Before I finish, I'd like to take a quick moment to introduce our new Chief Financial Officer, Mark FitzPatrick, who joined us in April. Mark is a seasoned executive with more than 20 years of finance experience, including WeWork, where he most recently served as the Deputy Chief Financial Officer.
Prior to that, Mark spent 10 years at Time Warner Cable, where he held a variety of senior finance roles, including Chief Financial Officer of Residential Services. I am confident that after helping us get back up and running, he'll play a key role in ensuring the long-term success of our Company. And with that, I'll turn the call over to Mark..

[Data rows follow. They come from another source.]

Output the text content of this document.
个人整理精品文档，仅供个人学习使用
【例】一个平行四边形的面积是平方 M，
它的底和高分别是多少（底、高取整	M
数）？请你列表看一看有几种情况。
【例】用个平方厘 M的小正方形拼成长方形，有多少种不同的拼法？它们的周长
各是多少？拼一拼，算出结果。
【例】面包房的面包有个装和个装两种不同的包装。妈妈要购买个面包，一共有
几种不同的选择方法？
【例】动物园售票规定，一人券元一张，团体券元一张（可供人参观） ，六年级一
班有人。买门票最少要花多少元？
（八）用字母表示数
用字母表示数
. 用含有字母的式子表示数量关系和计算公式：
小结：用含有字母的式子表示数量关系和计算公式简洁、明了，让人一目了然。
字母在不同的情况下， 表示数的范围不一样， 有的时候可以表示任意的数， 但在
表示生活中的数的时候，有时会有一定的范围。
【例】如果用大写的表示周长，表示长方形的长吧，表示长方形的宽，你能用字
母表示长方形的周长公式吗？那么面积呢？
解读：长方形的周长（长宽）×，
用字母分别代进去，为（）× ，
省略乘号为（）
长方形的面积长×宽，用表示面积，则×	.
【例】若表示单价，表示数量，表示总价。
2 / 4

Thank you, Andy, and good morning, everyone. I'm very excited about joining MSG Entertainment, a Company with iconic venues and marquee brands that I am confident will weather this period of uncertainty.
I joined this Company because I was inspired by its vision for the future, and I look forward to working with the executive team on achieving our long-term goals. Over the next few minutes, I will provide additional details on our liquidity and go-forward cash outflows, as well as briefly discussing our recent results in segment reporting.

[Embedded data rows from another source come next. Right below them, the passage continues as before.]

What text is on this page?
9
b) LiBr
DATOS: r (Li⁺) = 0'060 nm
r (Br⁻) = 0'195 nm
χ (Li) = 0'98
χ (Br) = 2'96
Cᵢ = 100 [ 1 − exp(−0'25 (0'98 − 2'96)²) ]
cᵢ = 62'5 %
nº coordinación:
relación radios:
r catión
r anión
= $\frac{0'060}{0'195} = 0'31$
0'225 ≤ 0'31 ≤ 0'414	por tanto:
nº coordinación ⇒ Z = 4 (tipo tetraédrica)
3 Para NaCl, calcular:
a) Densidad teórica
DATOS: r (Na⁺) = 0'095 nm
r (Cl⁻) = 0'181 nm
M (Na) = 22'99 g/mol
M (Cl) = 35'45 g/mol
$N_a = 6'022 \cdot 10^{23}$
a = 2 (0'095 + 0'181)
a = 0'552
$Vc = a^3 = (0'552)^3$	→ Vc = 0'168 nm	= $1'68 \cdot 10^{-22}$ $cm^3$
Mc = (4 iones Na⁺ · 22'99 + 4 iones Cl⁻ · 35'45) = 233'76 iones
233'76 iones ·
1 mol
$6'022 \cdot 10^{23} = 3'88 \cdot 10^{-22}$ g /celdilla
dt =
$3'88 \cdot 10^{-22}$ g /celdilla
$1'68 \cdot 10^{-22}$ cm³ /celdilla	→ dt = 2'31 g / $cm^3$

So, let's start by walking you through our current liquidity position and the actions we have implemented to preserve flexibility, so we are ready to return to business as soon as possible. First, as Andy mentioned, we had $1.244 billion of cash and short-term investments on our balance sheet as of June 30.
Our cash balances include approximately $200 million in deferred revenue and collections due to promoters. These amounts reflect tickets, suites, and sponsorships related to future events. A significant majority of deferred ticket revenue is for events that have been or are expected to be rescheduled to calendar 2021.
To date, most people have opted to hold on to their tickets for these rescheduled events. But if requested, we have provided refunds. In terms of suites and sponsorships, we are in constant dialogue with our partners, discussing ways to address these obligations via non-cash means, such as credit and make good.
However, if necessary, we will provide cash refunds. In terms of debt, Tao's $34 million bank term loan is our only debt outstanding, and it was recently amended to suspend certain financial covenants through calendar 2021. And as a reminder, it matures in May of 2024.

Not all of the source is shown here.